A recent RICS survey has revealed that UK buy-to-let portfolios are expected to be scaled back over the next few years.
There is an undercurrent of increasing disillusionment from a growing number of traditional buy-to-let landlords who are searching for a stress-free alternative to the thankless and poorly rewarded sector that is residential rental.
The answer? Say goodbye to average, say hello to effortless
Slowly but surely more and more people are beginning to see the decidedly above-average benefits of owning a specialist commercial property. Purpose built student accommodation is the UK’s highest yielding property asset, and serviced apartments is the fastest growing UK hospitality sector.
The first thing that catches their eye is an above-average annual yield of 8-10% NET.
The next thing they like is when this high yield is fixed for 10 years.
They love the fact that, as commercial property, there is no Stamp Duty to pay on any purchase below £150,000.
They find it very appealing when the purchase price includes 24/7 professional onsite management to take care of all letting and maintenance; buy-to-let landlords rather like the idea of never worrying about a dodgy ballcock again, or having to bother about rent collection.
And when there are no running or repair costs, no ground rent, nothing else at all – so much the better.
And if they also get full 250-year leasehold ownership, that’s great too.
This represents the kind of above-average certainty and reliability that can only be dreamed of in the residential sector –
- income which is predetermined so you can budget accurately each year
- income which is contracted regardless of property performance
- income which represents the best yields in UK property
- income which is fixed for 10 years
Surely there has to be a catch?
One thing that does sometimes disappoint prospective buyers is that these properties cannot be mortgaged; legally this is because of the units’ small size and lack of private social spaces – but it’s also down to the fact that mortgage lenders simply want more control.
Otherwise, with the cash from the sale of your buy-to-let property, the best strategy is to concentrate on areas where serious undersupply meets high demand to generate the highest NET yields.
Particularly with PBSA, you need handpicked prime regional locations where you know we will find sustained demand while avoiding premium land prices.

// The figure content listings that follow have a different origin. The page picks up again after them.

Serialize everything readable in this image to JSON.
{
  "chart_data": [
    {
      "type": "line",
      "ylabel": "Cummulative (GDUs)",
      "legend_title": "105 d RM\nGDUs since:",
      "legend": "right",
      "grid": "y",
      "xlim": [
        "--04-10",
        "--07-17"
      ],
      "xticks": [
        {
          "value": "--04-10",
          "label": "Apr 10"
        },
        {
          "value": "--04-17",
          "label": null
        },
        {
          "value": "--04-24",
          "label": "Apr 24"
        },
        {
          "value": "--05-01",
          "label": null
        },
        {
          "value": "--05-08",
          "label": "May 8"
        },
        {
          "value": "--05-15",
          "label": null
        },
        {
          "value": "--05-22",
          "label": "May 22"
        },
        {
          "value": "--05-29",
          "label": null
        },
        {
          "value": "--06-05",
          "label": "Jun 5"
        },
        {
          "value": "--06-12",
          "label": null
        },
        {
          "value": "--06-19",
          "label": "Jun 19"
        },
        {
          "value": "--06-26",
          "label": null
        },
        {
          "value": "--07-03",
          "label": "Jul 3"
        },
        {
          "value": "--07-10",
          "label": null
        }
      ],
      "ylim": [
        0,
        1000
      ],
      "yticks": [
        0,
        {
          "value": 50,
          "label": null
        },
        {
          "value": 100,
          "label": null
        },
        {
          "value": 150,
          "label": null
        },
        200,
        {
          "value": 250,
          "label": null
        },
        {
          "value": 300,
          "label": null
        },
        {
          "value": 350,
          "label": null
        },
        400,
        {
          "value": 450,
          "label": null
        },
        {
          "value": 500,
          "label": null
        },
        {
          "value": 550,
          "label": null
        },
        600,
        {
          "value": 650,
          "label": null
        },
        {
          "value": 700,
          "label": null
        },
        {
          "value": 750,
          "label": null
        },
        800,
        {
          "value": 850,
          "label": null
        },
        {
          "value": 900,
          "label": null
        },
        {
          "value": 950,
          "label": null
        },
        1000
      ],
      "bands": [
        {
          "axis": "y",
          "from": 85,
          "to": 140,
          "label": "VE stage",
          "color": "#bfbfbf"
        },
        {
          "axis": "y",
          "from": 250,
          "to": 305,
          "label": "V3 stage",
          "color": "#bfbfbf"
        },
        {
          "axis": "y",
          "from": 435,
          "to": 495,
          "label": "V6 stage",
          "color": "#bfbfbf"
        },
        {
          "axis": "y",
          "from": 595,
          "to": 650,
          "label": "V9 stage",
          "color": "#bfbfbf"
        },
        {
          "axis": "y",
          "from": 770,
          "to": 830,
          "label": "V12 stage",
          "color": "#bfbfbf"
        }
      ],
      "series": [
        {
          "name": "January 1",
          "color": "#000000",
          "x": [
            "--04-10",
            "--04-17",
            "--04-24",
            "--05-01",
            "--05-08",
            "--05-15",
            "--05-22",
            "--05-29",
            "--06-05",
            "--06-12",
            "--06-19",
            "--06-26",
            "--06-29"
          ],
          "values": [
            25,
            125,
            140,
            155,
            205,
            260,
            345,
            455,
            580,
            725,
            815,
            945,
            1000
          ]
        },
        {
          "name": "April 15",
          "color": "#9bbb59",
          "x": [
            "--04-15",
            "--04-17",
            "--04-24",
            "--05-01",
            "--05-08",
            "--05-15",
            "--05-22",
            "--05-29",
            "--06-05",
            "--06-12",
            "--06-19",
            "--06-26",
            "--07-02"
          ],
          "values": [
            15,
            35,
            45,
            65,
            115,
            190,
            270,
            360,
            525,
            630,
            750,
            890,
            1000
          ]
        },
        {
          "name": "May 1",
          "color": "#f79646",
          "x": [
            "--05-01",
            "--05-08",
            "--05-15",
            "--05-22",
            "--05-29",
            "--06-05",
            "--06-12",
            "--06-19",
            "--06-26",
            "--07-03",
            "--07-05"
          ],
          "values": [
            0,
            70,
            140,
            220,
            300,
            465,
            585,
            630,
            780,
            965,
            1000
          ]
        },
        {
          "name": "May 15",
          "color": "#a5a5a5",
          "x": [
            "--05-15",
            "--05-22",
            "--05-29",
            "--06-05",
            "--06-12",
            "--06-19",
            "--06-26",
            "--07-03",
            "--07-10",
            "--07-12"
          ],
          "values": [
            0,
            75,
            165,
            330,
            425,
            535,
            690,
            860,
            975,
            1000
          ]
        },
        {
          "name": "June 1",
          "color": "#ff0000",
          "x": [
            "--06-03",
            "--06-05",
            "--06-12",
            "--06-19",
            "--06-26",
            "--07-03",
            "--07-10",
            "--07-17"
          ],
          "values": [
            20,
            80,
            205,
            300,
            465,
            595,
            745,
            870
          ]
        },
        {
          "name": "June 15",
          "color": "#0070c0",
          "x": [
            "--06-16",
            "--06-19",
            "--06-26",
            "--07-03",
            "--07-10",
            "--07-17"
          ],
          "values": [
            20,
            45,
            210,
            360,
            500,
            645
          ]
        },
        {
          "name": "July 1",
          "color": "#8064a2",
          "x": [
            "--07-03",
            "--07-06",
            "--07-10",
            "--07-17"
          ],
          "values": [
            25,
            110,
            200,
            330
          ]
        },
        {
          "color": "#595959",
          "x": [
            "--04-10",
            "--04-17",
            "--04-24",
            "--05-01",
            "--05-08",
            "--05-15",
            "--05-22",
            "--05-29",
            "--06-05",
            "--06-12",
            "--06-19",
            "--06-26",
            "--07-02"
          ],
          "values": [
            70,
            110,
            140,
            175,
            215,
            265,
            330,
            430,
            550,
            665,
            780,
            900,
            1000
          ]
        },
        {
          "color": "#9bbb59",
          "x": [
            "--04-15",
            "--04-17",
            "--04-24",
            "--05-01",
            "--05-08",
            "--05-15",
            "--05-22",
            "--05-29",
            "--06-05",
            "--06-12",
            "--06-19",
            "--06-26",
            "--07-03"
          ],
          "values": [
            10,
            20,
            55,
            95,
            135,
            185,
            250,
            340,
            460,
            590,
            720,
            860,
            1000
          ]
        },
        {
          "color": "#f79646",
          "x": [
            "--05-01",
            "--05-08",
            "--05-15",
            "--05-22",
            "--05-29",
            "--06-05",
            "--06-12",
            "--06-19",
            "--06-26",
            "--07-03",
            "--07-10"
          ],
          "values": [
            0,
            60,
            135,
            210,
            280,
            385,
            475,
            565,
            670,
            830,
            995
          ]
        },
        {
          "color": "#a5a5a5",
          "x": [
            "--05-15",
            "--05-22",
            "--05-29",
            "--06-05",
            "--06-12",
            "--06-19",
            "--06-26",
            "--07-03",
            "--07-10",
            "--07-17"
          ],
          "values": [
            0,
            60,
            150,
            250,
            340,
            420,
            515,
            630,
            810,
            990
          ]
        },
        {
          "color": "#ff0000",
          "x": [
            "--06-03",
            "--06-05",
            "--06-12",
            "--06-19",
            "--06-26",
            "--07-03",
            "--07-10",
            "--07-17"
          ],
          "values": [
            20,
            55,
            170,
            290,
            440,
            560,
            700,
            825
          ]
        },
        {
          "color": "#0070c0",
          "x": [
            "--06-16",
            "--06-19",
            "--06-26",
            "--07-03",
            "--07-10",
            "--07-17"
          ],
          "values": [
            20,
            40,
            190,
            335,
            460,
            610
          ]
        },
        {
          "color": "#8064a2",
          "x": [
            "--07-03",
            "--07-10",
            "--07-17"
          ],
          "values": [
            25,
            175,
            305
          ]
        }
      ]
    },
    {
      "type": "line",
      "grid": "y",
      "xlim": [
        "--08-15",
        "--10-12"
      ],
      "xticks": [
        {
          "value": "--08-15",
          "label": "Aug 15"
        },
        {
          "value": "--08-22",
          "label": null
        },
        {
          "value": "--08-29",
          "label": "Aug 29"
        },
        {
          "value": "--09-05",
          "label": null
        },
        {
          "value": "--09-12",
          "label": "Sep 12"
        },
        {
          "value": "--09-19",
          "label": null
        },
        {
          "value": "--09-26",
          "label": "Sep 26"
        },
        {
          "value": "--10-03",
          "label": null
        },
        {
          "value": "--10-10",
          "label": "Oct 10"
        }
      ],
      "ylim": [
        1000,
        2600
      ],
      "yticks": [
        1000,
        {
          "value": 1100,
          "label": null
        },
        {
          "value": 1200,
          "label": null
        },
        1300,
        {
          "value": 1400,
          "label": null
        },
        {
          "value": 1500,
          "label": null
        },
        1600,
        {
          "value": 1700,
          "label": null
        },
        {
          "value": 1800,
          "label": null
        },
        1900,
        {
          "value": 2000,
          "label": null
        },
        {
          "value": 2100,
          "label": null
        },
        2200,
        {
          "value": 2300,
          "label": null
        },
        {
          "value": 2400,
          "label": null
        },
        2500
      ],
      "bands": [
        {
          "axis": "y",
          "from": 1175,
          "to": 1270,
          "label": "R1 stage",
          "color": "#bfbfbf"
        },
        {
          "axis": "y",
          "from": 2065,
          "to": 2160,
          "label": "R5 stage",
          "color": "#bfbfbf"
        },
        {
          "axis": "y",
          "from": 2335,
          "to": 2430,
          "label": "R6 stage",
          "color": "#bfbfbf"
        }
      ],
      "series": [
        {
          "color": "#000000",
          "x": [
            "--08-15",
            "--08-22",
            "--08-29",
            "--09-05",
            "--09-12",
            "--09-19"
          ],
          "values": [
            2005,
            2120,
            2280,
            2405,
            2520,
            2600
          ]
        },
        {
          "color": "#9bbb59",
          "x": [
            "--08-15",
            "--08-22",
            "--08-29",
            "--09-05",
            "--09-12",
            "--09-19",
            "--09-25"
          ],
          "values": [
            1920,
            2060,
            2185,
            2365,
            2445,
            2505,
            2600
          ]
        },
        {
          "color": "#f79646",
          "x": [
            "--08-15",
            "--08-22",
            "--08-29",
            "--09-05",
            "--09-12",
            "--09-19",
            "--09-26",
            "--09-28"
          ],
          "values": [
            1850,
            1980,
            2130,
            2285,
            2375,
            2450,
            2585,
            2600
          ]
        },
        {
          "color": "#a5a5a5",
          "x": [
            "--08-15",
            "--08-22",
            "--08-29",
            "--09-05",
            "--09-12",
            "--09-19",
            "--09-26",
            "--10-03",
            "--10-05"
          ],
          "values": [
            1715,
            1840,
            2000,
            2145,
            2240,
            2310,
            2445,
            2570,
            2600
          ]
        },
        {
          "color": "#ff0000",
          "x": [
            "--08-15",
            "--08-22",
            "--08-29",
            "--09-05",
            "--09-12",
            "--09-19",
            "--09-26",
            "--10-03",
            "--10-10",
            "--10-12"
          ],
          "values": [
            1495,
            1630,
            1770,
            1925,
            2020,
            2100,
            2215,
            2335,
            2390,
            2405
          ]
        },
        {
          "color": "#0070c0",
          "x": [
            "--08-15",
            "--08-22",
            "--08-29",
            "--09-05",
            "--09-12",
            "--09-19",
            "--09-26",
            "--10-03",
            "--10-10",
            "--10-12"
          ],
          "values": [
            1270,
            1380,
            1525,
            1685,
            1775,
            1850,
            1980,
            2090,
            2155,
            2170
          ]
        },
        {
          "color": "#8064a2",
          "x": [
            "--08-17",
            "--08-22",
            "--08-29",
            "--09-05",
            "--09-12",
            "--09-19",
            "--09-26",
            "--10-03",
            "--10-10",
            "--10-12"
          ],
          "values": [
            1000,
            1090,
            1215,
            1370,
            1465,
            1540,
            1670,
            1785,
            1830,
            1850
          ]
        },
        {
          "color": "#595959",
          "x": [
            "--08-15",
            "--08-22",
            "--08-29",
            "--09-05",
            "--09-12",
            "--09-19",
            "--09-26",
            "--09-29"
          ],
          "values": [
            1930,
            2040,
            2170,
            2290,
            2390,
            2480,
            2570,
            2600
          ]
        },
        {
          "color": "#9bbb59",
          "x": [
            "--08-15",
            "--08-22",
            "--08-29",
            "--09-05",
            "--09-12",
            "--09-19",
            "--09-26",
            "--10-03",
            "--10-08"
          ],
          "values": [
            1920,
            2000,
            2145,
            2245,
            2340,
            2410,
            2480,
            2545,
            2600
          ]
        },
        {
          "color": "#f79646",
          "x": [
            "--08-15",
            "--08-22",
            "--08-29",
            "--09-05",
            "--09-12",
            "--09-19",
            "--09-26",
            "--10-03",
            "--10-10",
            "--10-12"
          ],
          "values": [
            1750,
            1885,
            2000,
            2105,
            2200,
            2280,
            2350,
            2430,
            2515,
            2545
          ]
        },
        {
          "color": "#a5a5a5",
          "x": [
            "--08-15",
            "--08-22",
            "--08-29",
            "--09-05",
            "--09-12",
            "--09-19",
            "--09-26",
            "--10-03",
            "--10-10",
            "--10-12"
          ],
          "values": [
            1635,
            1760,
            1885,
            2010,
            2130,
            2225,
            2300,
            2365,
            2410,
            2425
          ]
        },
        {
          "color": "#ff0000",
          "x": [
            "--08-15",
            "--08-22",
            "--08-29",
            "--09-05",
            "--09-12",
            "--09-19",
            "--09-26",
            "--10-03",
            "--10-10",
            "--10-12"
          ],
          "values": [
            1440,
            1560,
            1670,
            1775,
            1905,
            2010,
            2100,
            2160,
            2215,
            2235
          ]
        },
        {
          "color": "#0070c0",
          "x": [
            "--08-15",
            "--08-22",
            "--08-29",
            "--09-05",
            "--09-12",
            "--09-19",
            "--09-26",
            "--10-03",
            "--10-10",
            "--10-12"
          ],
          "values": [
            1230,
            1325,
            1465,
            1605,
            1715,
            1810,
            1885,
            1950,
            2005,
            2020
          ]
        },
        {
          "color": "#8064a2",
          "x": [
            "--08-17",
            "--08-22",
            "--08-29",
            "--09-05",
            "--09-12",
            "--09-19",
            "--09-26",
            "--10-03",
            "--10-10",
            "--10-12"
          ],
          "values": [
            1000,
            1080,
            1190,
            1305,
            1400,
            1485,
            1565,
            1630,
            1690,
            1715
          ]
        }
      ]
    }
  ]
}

Because most serious developments consist of 100+ units, the expenses of land purchase and construction should be spread quite thinly between multiple owners. This economy of scale should carry through into 24/7 onsite management, driving down costs and keeping them down.
High NET yields and long fixed income terms can only be achieved by following a radical business model of making a profit from consistent long-term rental growth, rather than from an artificially inflated initial sale price.
This is the model followed by Emerging Property’s developer partner, who retains the freehold to the properties and whose interests are thus aligned with the buyers’.
And because this developer partner has been around the student property sector since its infancy, the highest standards are assured. Winners of an NHBC build quality award, they are the only student developers accredited by that organisation. They even provide an independent 10-year warranty on all their new builds.
No legwork required
Finding our locations requires enormous amounts of research and due diligence which we then convert into detailed Investor Reports. These are available as downloads online, so rather than traipse around for ages in search of a suitable property, potential investors can just sit down with a cup of tea and browse at their leisure.
We also have legal and accountancy partners who can help buyers for a fixed, pre-agreed fee.
We know from experience that our property sectors are detached from the wider national and international economies, with demand unaffected by external influences.
And the winner is…
So the choice would appear to be either to work your socks off for pretty average rewards, or get on with things that you really haven’t had time to do before, while above-average yields roll automatically into your bank account every quarter without you having to lift a finger.